Ele já estava irritado demais e o sharingan já deveria ter usado uma boa parte do seu chakra, fora o genjutsu desnecessário.



– Finalmente… – Yue suspirou. – Já era hora dessa luta acabar.

– Droga. – Daisuke não podia vacilar, não agora que já fez tanto! Ele deveria provar para todo mundo que era mais forte do que eles imaginavam! Ele deveria mostrar para todo mundo que ninguém ousaria enfrentá-lo naquele lugar! Ele era o maior ninja ali, e ele tinha que provar!

– Eu acabei de atacar seus pontos de chakra, Daisuke! Você não vai conseguir fazer mais nada! Já chega! – Kinai declarou, querendo acabar com a batalha. Mas, Daisuke era insistente. Ele se pôs em pé novamente, para o espanto de todos ali.

– Como eu disse… Você vai precisar de muito mais que isso para me matar…

– Matar? Quem falou em matar, Daisuke?! Isso está passando dos limites!
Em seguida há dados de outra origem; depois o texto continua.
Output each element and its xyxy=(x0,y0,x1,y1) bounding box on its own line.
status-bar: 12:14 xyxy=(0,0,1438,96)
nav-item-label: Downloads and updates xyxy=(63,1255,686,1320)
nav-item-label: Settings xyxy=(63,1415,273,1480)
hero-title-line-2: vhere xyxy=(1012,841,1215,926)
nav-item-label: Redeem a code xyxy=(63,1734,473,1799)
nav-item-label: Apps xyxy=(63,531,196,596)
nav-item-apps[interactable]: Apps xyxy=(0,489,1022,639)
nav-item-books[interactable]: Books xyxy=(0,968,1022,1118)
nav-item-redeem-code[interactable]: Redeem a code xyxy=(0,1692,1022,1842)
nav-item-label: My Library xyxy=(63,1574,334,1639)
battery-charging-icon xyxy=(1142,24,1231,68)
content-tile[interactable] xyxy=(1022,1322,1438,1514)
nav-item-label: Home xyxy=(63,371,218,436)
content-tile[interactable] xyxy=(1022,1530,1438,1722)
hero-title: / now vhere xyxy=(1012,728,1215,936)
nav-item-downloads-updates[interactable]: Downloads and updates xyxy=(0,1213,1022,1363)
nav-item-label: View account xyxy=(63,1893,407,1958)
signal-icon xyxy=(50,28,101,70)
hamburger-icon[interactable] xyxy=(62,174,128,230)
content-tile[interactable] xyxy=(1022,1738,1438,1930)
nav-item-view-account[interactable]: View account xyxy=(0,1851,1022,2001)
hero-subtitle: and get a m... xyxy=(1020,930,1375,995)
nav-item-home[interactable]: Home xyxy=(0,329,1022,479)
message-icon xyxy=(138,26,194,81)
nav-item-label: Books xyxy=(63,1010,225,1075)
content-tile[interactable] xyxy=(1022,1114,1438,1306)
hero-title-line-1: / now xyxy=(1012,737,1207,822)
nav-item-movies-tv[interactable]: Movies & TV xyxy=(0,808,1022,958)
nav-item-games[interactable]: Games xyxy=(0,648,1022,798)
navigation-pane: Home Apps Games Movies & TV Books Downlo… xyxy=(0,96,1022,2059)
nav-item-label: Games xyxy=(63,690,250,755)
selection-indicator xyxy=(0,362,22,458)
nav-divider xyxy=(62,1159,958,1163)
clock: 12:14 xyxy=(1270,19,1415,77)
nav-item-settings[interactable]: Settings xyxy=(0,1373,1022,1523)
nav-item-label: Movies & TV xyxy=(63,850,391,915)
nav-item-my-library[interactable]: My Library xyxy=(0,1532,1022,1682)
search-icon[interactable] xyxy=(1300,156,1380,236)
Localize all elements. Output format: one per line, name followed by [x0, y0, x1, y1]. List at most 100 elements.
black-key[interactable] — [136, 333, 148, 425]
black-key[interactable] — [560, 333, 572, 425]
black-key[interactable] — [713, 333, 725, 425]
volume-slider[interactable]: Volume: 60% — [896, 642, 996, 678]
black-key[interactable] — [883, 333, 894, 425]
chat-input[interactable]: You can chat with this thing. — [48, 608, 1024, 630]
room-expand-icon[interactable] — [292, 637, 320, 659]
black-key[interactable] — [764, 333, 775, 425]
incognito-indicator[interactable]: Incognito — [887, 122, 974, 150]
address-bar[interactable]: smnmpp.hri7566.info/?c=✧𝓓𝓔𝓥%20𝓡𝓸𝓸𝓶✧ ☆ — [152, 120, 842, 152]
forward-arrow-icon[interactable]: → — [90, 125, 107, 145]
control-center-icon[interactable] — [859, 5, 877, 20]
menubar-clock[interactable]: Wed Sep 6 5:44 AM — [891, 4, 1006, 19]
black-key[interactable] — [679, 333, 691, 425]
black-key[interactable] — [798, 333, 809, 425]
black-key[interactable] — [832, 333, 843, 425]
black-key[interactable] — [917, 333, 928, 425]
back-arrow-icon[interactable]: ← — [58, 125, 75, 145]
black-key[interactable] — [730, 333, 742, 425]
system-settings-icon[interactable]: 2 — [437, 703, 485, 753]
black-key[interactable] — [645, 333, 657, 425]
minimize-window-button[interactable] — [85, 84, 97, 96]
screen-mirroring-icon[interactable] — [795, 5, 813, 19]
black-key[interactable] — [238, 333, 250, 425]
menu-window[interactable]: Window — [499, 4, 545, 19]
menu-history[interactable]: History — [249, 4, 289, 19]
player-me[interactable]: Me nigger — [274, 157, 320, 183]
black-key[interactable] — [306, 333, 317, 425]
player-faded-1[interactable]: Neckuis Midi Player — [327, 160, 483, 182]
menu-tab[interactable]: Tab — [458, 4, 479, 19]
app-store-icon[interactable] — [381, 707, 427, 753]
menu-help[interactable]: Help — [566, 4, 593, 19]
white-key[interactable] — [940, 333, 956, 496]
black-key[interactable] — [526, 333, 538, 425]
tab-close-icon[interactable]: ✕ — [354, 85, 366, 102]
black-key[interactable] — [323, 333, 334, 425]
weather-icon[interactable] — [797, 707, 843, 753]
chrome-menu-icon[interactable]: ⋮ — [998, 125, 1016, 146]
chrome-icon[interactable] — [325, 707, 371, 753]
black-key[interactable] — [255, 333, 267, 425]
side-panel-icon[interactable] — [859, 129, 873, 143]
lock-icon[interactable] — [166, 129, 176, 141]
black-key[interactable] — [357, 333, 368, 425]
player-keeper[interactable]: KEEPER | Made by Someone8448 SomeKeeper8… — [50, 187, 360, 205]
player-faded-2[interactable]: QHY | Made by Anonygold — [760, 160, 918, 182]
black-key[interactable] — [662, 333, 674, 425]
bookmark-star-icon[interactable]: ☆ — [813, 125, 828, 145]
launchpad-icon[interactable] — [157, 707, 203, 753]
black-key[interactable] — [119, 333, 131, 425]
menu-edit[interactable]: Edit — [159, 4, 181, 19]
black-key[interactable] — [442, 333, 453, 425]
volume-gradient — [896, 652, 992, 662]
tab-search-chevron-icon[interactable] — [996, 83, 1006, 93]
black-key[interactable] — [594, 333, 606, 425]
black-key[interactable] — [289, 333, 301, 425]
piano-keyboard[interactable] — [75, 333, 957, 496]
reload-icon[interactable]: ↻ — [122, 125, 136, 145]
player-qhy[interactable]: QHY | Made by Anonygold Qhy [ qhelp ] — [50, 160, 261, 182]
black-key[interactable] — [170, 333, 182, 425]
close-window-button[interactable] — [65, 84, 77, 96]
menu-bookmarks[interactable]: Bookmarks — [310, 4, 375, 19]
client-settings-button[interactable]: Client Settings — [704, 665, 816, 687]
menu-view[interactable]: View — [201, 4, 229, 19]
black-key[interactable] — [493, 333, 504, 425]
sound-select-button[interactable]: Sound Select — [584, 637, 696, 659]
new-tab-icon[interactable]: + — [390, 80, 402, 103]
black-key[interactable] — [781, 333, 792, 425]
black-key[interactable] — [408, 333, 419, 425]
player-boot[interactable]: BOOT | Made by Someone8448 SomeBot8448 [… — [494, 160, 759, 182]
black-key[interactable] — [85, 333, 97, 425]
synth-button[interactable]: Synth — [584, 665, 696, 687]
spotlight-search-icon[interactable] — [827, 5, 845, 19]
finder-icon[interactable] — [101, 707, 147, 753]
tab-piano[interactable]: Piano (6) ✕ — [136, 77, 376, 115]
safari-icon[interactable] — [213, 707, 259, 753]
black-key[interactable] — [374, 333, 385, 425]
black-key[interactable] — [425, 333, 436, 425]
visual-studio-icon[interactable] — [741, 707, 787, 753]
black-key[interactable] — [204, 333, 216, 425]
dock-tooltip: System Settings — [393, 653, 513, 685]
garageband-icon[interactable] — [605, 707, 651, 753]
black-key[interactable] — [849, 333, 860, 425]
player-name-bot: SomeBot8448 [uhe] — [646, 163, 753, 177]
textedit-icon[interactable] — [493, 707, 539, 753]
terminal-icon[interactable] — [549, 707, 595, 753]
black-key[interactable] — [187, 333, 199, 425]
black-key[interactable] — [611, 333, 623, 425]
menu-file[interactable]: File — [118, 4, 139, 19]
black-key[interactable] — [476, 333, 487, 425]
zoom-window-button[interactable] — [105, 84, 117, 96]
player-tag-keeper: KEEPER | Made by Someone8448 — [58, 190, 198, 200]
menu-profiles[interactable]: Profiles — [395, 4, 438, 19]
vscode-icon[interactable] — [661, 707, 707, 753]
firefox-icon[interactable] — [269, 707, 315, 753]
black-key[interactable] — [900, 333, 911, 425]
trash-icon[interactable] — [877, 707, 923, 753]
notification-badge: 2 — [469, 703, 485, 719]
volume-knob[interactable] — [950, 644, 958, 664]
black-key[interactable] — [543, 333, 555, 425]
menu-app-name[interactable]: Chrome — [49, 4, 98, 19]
Daisuke cria outros dois clones e os três usam o jutsu bola de fogo. Kinai desvia rapidamente do primeiro, e salta para desviar do segundo, mas ao pousar no chão, pronta para desviar do terceiro, Daisuke aparece de dentro da bola de fogo e dá um soco na cara dela:



– Eu vou te matar, Hyuuga!



A garota cai no chão, completamente atordoada. Não havia mais o que fazer, a luta já estava vencida. Kinai até poderia lutar mais, mas estava tão cansada… Cansada de insistir em compreender a cabeça daquele menino maluco. 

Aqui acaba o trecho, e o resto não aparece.